Le duc, qui avait porté la main droite à son poignard, tandis que de la gauche il tenait Christian au collet, finit par le lâcher, mais lentement et en homme qui suspend plutôt qu’il n’abandonne l’exécution d’un projet formé avec précipitation. Christian, rajustant son collet avec un calme parfait, dit : « À la bonne heure ! maintenant que mon habit est dégagé, nous pourrons causer sur le pied de l’égalité. Je ne viens pas insulter Votre Grâce, mais lui offrir vengeance de l’affront qu’elle a reçu. — Vengeance ! c’est l’offre la plus précieuse qu’on puisse me faire dans ma situation d’esprit actuelle. J’ai faim de vengeance, j’ai soif de vengeance, je mourrais pour assouvir ma vengeance !… Corbleu ! » continua-t-il en se promenant de long en large dans l’appartement avec l’agitation la plus violente et la moins déguisée, « j’avais chassé ce refus de ma tête en m’occupant de mille bagatelles, parce que je pensais qu’il n’était connu de personne : mais il est connu ; tu le connais, toi véritable égout des secrets de la cour : l’honneur de Williers est actuellement entre tes mains, Ned Christian ! Parle, homme d’intrigue et d’astuce ! contre qui me promets-tu vengeance ? Parle, et si ta réponse vient s’accorder avec mon désir, je ferai un marché avec toi aussi volontiers qu’avec ton maître, satan lui-même. — Je ne serai pas aussi déraisonnable dans mes conditions que l’est, à ce qu’on nous conte, le vieil apostat.
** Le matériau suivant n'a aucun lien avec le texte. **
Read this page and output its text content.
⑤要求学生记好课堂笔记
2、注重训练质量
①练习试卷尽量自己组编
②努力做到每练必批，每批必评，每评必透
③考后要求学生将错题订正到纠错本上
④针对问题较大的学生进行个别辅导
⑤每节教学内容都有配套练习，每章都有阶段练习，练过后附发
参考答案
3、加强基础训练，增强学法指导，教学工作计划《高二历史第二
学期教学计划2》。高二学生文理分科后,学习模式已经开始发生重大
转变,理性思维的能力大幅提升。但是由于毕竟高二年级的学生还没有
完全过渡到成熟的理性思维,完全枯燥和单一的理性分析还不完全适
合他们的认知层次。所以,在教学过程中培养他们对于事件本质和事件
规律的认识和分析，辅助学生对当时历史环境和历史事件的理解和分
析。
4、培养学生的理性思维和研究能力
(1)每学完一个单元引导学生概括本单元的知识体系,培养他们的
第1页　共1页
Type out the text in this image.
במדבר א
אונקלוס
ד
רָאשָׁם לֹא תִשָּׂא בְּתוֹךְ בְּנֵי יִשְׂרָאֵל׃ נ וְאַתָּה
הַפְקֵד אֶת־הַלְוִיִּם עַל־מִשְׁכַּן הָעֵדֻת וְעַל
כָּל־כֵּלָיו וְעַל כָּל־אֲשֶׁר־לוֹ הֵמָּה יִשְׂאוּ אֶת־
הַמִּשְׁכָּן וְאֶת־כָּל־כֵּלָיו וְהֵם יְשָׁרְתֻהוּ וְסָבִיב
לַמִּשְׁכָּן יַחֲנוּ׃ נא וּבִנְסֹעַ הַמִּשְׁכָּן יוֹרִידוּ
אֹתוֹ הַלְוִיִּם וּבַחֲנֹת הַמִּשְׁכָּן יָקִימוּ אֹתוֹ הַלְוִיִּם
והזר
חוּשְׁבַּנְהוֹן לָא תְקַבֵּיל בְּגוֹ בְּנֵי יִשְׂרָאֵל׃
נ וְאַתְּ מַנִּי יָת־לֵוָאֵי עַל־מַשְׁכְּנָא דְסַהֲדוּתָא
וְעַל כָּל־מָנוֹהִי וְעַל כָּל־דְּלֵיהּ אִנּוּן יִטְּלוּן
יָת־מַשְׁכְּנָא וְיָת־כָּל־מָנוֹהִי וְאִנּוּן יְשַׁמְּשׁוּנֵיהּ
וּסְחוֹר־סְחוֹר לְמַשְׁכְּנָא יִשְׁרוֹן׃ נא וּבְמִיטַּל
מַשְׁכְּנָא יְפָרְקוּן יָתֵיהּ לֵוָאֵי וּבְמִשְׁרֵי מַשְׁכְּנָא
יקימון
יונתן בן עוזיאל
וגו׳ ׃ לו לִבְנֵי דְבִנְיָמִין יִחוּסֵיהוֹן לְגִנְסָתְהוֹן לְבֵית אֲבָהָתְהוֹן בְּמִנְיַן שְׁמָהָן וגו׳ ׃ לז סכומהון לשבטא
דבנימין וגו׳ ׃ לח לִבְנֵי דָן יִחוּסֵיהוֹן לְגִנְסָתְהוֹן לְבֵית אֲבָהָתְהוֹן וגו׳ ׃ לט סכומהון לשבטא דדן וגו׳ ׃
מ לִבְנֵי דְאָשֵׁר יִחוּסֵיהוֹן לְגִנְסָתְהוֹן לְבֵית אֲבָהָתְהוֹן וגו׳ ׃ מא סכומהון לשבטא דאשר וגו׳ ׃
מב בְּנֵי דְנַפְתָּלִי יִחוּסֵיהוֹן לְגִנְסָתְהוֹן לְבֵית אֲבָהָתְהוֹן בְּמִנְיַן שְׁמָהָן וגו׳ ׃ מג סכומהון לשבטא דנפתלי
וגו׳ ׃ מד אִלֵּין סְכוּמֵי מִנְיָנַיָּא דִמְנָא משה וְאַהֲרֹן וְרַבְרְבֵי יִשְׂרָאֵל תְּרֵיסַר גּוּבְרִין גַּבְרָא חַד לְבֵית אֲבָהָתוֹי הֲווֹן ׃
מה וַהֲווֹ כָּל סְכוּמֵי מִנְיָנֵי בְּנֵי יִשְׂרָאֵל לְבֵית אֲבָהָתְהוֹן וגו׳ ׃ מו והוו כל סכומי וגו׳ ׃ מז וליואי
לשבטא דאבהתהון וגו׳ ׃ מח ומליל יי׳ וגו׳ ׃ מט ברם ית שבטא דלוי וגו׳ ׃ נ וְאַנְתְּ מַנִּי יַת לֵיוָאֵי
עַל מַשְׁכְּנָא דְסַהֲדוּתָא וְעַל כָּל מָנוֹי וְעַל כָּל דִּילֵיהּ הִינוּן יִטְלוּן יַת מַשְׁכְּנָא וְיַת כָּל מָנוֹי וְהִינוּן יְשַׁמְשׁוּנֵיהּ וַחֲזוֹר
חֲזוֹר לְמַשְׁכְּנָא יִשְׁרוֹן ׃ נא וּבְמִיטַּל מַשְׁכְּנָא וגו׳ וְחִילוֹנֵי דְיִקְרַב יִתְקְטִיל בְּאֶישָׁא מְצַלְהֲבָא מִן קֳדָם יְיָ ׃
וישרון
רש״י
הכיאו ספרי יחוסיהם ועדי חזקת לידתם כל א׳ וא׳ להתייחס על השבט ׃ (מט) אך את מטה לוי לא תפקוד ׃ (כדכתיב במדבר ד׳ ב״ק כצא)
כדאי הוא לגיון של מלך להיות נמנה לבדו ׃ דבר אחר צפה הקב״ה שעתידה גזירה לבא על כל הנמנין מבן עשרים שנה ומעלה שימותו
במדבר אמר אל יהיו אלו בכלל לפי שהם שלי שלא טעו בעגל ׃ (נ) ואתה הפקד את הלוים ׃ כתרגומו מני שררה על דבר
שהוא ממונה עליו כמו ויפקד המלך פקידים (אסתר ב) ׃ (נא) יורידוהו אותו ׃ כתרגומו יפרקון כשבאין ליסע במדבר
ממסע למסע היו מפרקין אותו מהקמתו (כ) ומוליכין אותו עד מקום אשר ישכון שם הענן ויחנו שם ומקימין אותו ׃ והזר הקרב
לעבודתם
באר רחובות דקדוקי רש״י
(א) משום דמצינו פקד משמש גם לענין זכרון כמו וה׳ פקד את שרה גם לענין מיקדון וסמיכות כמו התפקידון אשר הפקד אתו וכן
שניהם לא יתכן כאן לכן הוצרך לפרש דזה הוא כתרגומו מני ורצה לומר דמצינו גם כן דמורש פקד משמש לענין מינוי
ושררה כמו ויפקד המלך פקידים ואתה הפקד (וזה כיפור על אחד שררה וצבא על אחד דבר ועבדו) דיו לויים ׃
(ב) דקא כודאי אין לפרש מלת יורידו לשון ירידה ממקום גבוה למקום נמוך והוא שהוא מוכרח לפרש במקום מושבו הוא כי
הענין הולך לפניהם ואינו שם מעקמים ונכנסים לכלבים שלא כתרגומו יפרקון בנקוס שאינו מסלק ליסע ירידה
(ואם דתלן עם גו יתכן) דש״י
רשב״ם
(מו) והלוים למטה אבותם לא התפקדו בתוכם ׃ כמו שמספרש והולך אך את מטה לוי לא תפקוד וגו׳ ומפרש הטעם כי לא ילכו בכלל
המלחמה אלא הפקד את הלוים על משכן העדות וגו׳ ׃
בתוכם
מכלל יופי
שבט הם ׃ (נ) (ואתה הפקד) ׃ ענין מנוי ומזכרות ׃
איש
J’offrirai à Votre Grâce, comme le pourrait faire satan, la félicité temporelle et la vengeance, car telle est la monnaie qu’il emploie souvent pour gagner des recrues ; mais je vous laisse le soin de pourvoir, comme vous l’entendrez, à votre salut futur. »

Le duc, le regardant d’un œil fixe et triste, répliqua : « Plût à Dieu, Christian, que je pusse lire sur ta physionomie quel projet de damnable scélératesse tu as à me proposer, sans qu’il te fût besoin de recourir à des paroles ! — Votre Grâce peut essayer, » dit Christian en souriant d’un air calme.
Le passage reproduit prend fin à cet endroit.